Agent Card (discovery)

Agents publish a JSON document at /.well-known/agent.json:

{
  "name": "code-review-agent",
  "description": "Reviews code for security and quality issues",
  "url": "https://agents.example.com/code-review",
  "capabilities": {
    "streaming": true,
    "pushNotifications": true
  },
  "skills": [
    {
      "id": "security-review",
      "name": "Security Review",
      "description": "Scans code for OWASP top 10 vulnerabilities"
    }
  ]
}

Task lifecycle

submitted -> working -> completed
                    \-> failed
                    \-> input_required (needs human input)
                    \-> canceled

Key characteristics

  • HTTP + JSON-RPC (same web standards as everything else)
  • gRPC support added in 2026 for high-throughput scenarios
  • Opaque agents - you send tasks, get results, don’t see internals
  • Streaming via SSE for long-running tasks
  • Enterprise auth - parity with OpenAPI authentication schemes
  • 50+ partners including Salesforce, SAP, LangChain, PayPal

When to use A2A vs MCP

ScenarioUse
Agent needs to read a databaseMCP
Agent needs to call a GitHub APIMCP
Agent needs another agent to review codeA2A
Agent needs to delegate a subtask to a specialistA2A
Agent needs to discover what other agents can doA2A

ACP (Agent Communication Protocol)

Created by IBM’s BeeAI. Merged into A2A in September 2025 under the Linux Foundation. No longer actively developed as a separate protocol.

What it was

ACP was a REST-native agent-to-agent protocol with:

  • OpenAPI-based specification
  • Async-first design (ideal for long-running tasks)
  • Multi-modal message support (text, files, structured data)
  • Client-server architecture with centralized broker option

Why it matters

Even though ACP merged into A2A, its concepts influenced the combined protocol:

  • The async-first design pattern carried over
  • Enterprise patterns (HA, Redis/PostgreSQL storage) informed A2A’s enterprise features
  • The TypeScript SDK contributed to A2A’s multi-language support

Current status

If you’re building new systems, use A2A. ACP documentation is historical context only.


Protocol Comparison

FeatureMCPA2AACP (merged)
FocusAgent-to-toolAgent-to-agentAgent-to-agent
Created byAnthropicGoogleIBM/BeeAI
GovernanceAnthropicLinux FoundationMerged into A2A
TransportJSON-RPC (stdio/SSE/HTTP)HTTP + JSON-RPC + SSE/gRPCREST + SSE
DiscoveryServer capabilitiesAgent CardsAgent descriptors
StateStateful sessionsTask lifecycleAgent/client state
StreamingSSESSE + gRPCSSE
AuthServer-definedOpenAPI-compatibleOpenAPI-compatible
Best forTool integrationAgent delegation(Historical)

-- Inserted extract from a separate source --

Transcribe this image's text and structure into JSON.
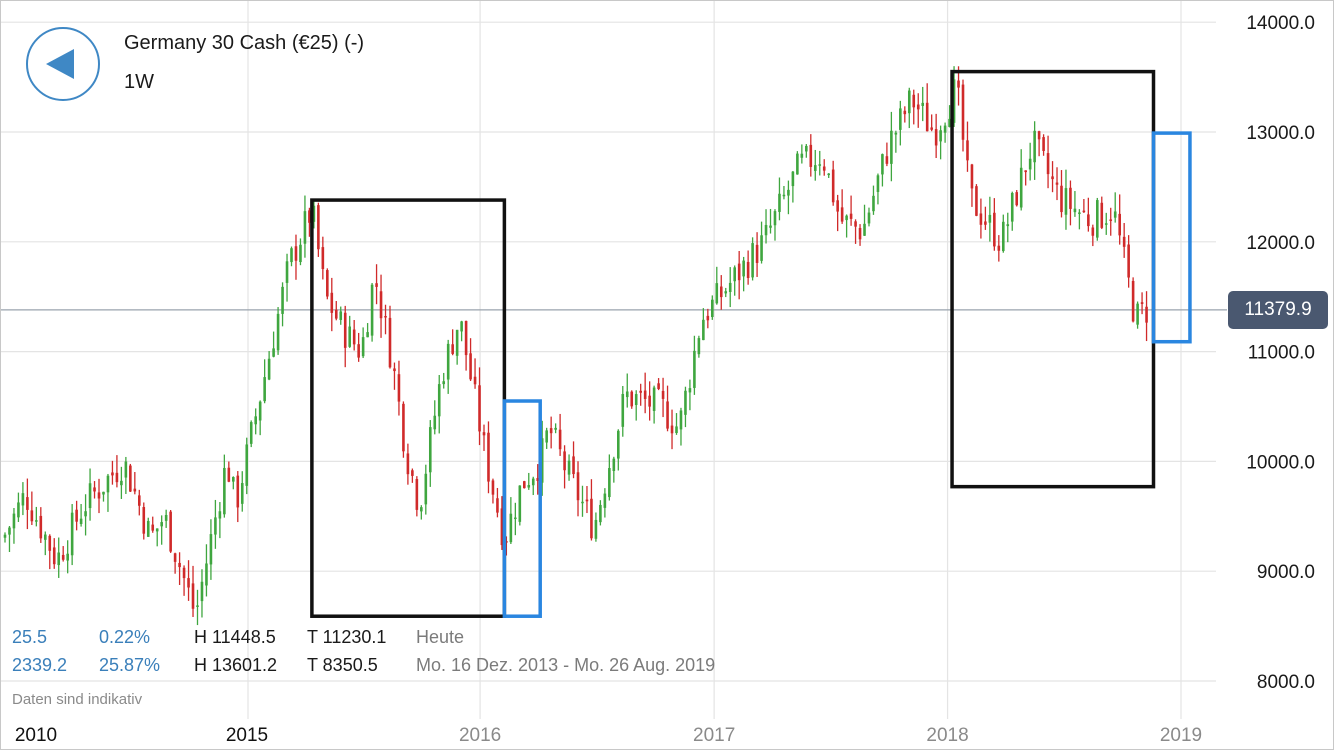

The Practical Mental Model

Think of it like a company:

  • MCP = giving an employee access to internal tools (Slack, Jira, databases)
  • A2A = that employee collaborating with employees at other companies
  • Your SDK = how you build the employee (their brain, skills, personality)

You need MCP and A2A together. MCP for vertical integration (tools), A2A for horizontal integration (other agents). Your SDK (Claude, OpenAI, Copilot) provides the agent runtime that uses both.